Der Block der kapitalistischen Länder ging als Sieger aus dem Kalten Krieg hervor, weil er anpassungsfähiger und zu Veränderungen fähig war. Und die Vereinigung der Länder der multipolaren Welt wird aus den gleichen Gründen als Sieger aus der aktuellen Konfrontation hervorgehen.
Der entscheidende Vorteil ist, daß die Führungsmächte der multipolaren Weltordnung den Staaten, die sie unterstützen, nicht vorschreiben, welche Sozial‑, Familien‑, Klima- oder Kulturpolitik sie zu betreiben haben. Der unipolare Teil der Welt ist ein homogener Block, der von den USA dominiert wird. Im Gegensatz dazu ist der multipolare Teil der Welt ein vielfältiges Bündnis, das auf gegenseitiger Unterstützung und Respekt beruht und in dem sich jedes Land nach seinen Möglichkeiten entwickeln kann.
In einer multipolaren Welt darf jedes Land das sein, was es sein will. Die gemeinsame Wirtschaftspolitik beschränkt sich auf die Wirtschaft, mehr nicht. Indem sie sich jedoch auf das Wesentliche beschränken, haben die Befürworter einer multipolaren Weltordnung eine effektivere Wirtschaftspolitik. In einer multipolaren Welt zielt sie auf die Schaffung von Wohlstand ab und ist kein Mittel zur Durchsetzung anderer Ziele.

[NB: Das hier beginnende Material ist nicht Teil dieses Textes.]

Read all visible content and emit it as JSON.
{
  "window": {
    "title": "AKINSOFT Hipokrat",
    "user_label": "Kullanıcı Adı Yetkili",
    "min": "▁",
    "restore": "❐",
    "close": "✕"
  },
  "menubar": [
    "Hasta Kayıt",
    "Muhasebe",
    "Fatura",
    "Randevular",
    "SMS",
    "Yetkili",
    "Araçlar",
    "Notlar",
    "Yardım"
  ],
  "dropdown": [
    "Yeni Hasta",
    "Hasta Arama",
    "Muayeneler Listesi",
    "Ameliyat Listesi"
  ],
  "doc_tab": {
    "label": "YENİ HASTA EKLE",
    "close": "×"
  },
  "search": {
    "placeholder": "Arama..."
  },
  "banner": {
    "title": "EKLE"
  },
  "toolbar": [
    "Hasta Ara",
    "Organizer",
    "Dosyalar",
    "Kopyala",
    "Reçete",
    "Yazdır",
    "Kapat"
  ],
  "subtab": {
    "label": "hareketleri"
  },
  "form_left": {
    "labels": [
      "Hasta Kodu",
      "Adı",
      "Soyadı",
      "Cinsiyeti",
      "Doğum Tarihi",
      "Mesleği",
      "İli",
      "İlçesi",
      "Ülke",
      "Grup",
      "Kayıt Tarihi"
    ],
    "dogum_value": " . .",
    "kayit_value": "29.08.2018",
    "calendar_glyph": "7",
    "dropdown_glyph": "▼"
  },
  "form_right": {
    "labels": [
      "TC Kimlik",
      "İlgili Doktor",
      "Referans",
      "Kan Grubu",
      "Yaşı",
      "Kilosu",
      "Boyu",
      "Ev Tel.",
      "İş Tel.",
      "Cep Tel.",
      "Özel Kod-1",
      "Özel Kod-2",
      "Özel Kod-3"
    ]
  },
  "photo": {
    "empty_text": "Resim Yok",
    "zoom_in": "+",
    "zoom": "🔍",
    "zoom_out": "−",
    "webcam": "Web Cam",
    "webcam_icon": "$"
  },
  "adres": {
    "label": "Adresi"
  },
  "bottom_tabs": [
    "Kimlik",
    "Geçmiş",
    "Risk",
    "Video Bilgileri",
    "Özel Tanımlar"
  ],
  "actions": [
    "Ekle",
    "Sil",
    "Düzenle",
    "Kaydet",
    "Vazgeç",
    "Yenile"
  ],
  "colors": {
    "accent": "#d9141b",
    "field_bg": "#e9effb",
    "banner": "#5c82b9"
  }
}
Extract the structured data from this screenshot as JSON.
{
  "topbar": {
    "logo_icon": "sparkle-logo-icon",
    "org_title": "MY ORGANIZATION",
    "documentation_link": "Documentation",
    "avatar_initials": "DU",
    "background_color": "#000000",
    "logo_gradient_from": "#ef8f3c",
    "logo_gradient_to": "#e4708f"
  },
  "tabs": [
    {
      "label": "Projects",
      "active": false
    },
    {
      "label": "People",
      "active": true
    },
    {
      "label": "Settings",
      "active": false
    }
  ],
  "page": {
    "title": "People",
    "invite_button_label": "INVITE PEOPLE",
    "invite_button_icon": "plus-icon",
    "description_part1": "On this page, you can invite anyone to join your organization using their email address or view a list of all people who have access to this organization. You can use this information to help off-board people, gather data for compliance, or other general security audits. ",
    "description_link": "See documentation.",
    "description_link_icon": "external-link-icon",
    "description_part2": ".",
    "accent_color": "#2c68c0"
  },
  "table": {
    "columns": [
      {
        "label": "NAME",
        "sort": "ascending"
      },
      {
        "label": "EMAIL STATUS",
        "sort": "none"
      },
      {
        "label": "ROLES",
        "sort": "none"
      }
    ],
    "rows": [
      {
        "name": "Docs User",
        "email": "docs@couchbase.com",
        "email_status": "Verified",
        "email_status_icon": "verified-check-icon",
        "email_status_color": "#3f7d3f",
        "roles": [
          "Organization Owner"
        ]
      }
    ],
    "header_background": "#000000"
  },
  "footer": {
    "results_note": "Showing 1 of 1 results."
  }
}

Verträge zwischen Staaten in einem multipolaren Lager lassen sich leichter abschließen, weil damit keine nichtwirtschaftlichen Erwartungen verbunden sind. Es gibt tendenziell weniger Bürokratie und mehr Möglichkeiten. Bedürfnisse können besser und schneller befriedigt werden. Während im so genannten Westen die Regenbogen- und Klimaideologie das Leben und die Wirtschaftstätigkeit einengen, ist die multipolare Welt frei von solchem Ballast, was der Wirtschaft einen starken Auftrieb verleiht und ihre hohen Wachstumsraten erklärt.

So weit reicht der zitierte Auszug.